Mario che nel togliere la vita ai figli invoca sofferenza per la moglie, è il frutto di un discorso culturale di genere che stenta ad essere marginale nella nostra società. Punire la propria compagna perché ha scelto di sciogliere un legame, di separarsi, ancora oggi appare plausibile.

 

A nulla valgono le battaglie sui diritti delle donne se ancora in molti uomini si coltivano forme e atteggiamenti di aggressività, di svalorizzazione, di non rispetto.

 

La psicologia ci aiuta certamente e offre spiegazioni sul corto circuito emotivo e cognitivo di Mario, ma appare insufficiente a leggere i contesti in cui questi eventi accadono. Lo studio del soggetto con le sue caratteristiche personologiche e psicopatologiche va allargato ai sistemi culturali. Solo questo nuovo sguardo può aiutare a prevenire scenari di violenza.
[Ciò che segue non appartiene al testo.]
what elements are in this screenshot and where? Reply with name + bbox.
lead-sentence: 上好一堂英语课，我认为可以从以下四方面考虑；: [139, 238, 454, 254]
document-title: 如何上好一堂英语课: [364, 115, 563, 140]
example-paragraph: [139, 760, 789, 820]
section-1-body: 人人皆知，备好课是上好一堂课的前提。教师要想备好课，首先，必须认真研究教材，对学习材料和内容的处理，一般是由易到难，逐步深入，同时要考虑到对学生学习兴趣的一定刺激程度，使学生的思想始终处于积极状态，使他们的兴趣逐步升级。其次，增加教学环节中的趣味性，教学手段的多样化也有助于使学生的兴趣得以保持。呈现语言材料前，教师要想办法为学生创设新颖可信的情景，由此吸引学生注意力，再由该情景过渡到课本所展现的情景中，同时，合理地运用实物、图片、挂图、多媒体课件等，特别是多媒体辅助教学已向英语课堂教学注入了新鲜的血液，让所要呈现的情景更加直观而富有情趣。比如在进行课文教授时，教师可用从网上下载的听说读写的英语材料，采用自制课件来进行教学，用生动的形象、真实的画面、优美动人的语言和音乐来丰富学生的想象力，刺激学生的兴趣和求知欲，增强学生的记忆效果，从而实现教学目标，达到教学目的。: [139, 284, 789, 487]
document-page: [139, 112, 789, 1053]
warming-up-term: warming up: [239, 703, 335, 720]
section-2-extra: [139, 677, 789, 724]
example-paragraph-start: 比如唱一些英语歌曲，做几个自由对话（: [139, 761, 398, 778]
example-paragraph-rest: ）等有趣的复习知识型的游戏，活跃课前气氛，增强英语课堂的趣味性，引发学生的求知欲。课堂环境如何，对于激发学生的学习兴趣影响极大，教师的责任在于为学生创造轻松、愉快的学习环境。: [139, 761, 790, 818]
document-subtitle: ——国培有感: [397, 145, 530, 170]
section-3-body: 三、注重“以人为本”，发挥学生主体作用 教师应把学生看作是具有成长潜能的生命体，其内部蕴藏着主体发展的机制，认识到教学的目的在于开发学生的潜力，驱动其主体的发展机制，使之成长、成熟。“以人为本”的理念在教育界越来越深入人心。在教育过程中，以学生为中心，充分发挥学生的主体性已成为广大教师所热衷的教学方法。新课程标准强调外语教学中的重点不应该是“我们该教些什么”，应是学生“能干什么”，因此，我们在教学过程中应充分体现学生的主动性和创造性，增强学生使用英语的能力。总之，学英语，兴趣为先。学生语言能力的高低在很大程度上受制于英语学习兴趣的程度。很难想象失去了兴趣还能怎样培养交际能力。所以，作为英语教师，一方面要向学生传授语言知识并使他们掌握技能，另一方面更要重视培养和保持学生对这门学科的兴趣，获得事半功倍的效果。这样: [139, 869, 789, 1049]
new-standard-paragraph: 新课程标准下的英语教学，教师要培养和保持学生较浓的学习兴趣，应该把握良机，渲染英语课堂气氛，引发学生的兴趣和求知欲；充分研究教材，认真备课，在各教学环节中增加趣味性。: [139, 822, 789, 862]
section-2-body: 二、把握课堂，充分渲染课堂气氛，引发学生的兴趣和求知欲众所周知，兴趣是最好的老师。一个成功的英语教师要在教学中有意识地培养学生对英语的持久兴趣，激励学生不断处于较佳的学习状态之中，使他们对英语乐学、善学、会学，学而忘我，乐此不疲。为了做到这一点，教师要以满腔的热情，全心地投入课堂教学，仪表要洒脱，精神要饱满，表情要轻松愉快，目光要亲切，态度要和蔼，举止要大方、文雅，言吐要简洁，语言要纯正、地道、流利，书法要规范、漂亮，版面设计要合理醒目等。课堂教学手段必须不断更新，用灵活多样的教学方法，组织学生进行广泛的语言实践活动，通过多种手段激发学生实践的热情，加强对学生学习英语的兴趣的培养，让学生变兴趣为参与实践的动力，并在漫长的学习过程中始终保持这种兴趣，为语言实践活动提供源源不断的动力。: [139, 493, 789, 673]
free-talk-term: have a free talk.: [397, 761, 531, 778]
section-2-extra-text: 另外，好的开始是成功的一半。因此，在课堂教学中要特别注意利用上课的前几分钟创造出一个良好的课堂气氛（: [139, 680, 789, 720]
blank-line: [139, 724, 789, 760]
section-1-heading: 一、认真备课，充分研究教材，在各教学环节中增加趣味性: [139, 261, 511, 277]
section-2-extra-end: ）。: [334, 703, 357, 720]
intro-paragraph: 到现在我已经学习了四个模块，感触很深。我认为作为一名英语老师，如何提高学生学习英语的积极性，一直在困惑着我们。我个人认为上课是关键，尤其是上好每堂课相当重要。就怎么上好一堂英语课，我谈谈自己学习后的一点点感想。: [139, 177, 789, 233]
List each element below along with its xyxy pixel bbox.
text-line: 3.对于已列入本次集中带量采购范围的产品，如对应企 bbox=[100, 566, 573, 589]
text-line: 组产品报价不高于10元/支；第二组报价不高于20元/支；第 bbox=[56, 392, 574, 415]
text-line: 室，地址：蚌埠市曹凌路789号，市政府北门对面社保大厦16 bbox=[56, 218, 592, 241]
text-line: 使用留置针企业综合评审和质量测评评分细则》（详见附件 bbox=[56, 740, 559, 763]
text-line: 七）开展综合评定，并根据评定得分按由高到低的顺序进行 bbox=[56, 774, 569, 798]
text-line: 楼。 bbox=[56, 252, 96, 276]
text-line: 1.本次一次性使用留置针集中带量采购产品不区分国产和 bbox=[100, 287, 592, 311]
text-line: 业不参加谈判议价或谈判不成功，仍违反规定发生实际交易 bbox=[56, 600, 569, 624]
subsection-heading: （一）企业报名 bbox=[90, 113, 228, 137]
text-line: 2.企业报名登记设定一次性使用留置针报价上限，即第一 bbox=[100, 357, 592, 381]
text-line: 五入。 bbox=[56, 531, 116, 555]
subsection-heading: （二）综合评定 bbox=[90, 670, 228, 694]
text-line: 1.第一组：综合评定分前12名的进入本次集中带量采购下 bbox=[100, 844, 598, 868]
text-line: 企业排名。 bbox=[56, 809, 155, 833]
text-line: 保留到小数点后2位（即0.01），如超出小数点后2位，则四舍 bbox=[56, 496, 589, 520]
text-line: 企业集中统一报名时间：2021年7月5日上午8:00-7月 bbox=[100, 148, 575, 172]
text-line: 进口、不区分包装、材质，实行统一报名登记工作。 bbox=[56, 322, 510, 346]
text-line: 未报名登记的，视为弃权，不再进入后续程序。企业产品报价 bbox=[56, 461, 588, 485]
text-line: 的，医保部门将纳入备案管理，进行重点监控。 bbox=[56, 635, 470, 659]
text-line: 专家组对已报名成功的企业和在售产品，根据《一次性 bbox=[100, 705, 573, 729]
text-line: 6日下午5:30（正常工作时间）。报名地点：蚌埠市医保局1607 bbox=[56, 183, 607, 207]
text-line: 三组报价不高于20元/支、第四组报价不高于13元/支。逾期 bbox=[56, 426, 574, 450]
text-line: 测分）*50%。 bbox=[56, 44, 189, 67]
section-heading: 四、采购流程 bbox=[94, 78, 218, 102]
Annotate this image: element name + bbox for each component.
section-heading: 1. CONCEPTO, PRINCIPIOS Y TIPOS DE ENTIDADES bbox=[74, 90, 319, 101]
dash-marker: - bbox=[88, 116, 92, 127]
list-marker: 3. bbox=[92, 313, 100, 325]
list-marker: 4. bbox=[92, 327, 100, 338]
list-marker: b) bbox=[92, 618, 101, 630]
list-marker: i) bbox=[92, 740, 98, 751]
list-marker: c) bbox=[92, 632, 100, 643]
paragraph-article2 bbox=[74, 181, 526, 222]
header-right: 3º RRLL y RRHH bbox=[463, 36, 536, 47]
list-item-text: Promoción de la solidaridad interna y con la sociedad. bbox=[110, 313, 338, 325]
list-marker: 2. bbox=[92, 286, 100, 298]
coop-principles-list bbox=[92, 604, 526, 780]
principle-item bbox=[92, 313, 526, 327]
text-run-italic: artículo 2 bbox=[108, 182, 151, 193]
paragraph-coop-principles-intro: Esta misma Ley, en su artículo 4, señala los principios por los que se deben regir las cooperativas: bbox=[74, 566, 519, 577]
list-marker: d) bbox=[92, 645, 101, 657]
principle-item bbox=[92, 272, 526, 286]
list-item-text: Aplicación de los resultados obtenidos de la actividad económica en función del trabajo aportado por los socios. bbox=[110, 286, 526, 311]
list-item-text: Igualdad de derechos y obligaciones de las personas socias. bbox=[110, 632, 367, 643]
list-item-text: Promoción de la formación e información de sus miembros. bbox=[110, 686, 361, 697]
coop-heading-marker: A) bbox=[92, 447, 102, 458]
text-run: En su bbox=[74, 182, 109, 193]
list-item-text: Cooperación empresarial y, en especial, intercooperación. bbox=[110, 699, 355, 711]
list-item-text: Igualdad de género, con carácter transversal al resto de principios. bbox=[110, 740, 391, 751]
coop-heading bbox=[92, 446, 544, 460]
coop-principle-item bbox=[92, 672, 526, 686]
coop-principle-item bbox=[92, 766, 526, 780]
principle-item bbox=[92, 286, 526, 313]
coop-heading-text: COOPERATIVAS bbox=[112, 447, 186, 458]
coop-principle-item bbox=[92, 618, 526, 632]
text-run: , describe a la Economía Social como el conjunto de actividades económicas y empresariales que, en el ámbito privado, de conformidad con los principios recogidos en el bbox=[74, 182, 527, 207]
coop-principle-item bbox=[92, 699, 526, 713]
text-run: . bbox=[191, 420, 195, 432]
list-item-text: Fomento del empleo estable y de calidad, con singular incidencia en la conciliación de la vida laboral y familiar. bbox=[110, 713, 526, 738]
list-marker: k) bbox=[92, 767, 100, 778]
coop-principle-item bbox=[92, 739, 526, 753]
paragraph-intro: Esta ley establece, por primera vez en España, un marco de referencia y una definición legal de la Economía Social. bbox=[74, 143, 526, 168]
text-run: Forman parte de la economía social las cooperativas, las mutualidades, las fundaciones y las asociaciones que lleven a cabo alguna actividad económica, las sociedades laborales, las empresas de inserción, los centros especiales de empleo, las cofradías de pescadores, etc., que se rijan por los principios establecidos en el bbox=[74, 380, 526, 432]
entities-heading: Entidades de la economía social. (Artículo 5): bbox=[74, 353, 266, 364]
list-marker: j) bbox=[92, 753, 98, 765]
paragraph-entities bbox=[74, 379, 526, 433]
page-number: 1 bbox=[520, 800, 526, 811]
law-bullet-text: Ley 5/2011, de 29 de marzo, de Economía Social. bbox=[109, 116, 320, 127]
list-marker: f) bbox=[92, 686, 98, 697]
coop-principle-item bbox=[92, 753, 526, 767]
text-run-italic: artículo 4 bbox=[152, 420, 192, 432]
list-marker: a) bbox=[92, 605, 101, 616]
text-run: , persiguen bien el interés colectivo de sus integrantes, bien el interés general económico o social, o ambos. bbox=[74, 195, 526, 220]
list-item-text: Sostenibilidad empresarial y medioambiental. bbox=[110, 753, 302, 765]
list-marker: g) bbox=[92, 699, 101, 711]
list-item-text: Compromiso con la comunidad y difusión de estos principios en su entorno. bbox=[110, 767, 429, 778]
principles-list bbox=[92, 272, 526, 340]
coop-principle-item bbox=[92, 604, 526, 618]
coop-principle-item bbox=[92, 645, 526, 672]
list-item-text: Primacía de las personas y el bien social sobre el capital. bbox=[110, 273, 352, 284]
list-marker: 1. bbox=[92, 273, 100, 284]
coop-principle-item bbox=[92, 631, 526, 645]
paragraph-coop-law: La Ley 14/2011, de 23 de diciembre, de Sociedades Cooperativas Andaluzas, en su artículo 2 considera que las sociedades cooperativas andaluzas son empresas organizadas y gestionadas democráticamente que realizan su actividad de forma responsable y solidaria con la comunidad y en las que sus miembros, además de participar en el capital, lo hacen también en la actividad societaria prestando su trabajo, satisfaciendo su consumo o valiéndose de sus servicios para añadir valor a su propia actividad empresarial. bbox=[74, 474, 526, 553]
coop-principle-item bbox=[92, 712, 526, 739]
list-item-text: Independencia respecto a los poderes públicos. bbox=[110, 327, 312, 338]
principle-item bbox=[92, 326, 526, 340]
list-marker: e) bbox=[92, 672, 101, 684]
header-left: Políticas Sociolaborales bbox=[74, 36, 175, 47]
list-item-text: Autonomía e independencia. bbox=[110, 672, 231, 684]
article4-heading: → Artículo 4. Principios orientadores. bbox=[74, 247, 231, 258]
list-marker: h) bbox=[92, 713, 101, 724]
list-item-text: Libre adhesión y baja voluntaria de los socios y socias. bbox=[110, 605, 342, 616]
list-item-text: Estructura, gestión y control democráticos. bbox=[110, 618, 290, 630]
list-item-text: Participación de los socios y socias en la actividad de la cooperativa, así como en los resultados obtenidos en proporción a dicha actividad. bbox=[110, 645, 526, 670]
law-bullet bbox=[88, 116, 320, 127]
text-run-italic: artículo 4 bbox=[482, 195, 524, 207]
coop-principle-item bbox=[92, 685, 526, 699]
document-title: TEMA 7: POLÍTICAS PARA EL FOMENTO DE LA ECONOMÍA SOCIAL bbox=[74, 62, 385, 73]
Non parliamo solo dei segnali che prontamente dopo un evento tragico, tutti riconoscono, ma di situazioni in cui questi eventi possono manifestarsi. Le separazioni matrimoniali ne sono un esempio. Anche quando tutto sembra apparentemente volgere verso un accordo condiviso, spesso in terapia incontriamo uomini rabbiosi e vendicativi, che faticano ad accettare la separazione.

 

Da qui si evince che la rottura di un legame ha in sé una carica distruttiva, che se non contenuta e ragionata può esplodere in qualsiasi momento.

 

Non c’è uomo che non provi queste forti emozioni. L’essere stati un padre e un marito perfetto, sempre premuroso con amici e parenti, infaticabile lavoratore ed ottimo sportivo non è garanzia di una possibile azione violenta.

Lo spazio della psicoterapia di coppia prima, o della mediazione familiare, si sono dimostrati strumenti utili ad accompagnare le persone verso morbidi percorsi separativi. Affinare questi strumenti di analisi e prevenzione sono una possibile risposta verso quell’auspicato cambio culturale che riconosca i diritti delle donne e dell’infanzia.